Monday, January 13, 2014

Gov. Brewer's State of the State reminds Ariz. and nation of competitiveness reforms

I had the privilege today of being on the floor of the state House of Representatives as  a guest of Speaker of the House Any Tobin for Gov. Jan Brewer’s State of the State address.

I was thrilled that Mexican Consul General Roberto Rodriguez Hernandez delivered remarks to the assembled representatives and guests before the governor’s arrival, stressing the importance of the Arizona-Mexico relationship. It’s encouraging to hear that more legislative delegation visits to Mexico are in the planning stages.


Governor Brewer delivered a speech that made clear to anyone listening that Arizona has done more than any other state to attract jobs. She mentioned a number of the tax reforms we’ve made over the years, including reductions in the corporate income tax and capital gains. As she said, “Our message to job creators has been heard: Arizona is open for business.”

She mentioned companies like Apple, GM and State Farm by name, saying that landing those deals over the last several months was made possible by listening to what businesses need. To that end, the governor called on the Legislature to end the sales tax assessed on the power manufacturers consume. Expect this issue to be a major one this session.

Washington’s stumbles

The governor contrasted Arizona common sense with the silliness that plagues Washington, citing the brouhaha over keeping the Grand Canyon open while Congress and the White House stumbled their way through the government shutdown. She rightly urged the feds to get to work for American people.

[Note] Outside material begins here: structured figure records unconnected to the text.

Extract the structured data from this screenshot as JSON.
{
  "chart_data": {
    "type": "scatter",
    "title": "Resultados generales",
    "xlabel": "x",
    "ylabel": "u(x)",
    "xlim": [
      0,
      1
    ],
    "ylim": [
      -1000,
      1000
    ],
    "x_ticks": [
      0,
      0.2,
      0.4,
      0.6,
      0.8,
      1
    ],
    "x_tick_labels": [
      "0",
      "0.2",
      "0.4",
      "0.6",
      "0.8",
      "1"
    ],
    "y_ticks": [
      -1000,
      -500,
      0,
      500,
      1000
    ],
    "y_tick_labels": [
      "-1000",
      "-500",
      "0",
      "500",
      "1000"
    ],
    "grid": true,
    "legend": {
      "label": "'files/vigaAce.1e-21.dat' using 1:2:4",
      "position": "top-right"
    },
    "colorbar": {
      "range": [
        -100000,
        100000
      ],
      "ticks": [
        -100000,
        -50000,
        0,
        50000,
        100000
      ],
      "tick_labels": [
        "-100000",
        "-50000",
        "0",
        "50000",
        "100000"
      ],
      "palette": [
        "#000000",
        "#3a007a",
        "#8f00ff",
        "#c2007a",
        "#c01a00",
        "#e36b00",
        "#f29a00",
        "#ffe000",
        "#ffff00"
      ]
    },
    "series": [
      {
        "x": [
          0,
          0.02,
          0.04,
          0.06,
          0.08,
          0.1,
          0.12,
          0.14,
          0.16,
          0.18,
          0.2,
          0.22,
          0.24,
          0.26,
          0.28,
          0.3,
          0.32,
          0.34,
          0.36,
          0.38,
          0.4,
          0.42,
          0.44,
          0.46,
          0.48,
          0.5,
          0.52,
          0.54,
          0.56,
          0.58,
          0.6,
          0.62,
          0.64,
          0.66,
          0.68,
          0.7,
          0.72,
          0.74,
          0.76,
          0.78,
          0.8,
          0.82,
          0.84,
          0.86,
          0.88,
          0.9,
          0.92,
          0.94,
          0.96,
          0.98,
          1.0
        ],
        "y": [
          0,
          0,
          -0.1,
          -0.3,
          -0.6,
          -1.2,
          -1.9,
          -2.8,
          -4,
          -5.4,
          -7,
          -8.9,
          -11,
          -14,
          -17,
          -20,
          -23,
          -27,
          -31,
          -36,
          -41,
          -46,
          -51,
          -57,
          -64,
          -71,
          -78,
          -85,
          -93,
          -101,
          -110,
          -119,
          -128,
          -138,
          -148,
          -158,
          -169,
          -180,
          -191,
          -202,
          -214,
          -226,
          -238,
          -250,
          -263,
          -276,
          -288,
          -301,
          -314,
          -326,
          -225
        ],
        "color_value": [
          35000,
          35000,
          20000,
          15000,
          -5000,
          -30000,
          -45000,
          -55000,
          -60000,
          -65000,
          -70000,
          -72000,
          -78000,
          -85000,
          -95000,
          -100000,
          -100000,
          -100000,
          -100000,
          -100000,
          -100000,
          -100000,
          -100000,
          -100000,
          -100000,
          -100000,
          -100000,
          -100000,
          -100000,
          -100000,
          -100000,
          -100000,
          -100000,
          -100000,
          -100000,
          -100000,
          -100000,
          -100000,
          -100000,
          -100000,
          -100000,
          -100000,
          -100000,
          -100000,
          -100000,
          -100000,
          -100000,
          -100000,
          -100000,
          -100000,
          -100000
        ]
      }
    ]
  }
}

The governor shifted to education’s essential connection to a thriving economy. She commented that improving the business environment has been a hallmark of the last five years, but that she’s proud of what we’ve done for families, including school choice legislation.

By 2018 three out of five jobs will require post-secondary training. The governor made a full-throated appeal to stop funding the status quo, to reward innovation and to fund the results we want. She is seeking this session to reward and replicate the practices that help students achieve through her Student Success Funding model, which will reward schools monetarily for student results.

In the area of higher education, she called on the Arizona Board of Regents to develop a plan and adopt a policy for stable tuition for the four years it should take a student to graduate.


As you could imagine, reforms at Child Protective Services loomed large. The governor announced that she had abolished CPS as we know it in place of a child welfare office that will report to governor. She called on the Legislature to statutorily establish a separate agency that focuses on families in distress and makes child safety must be priority.

This might be Gov. Brewer’s final State of the State address. She has many challenges ahead of her this legislative session, but she should not be bashful about telling the world about all that Arizona has done to jumpstart its jobs machine. She should be applauded for continuing to keep her foot on the gas in 2014.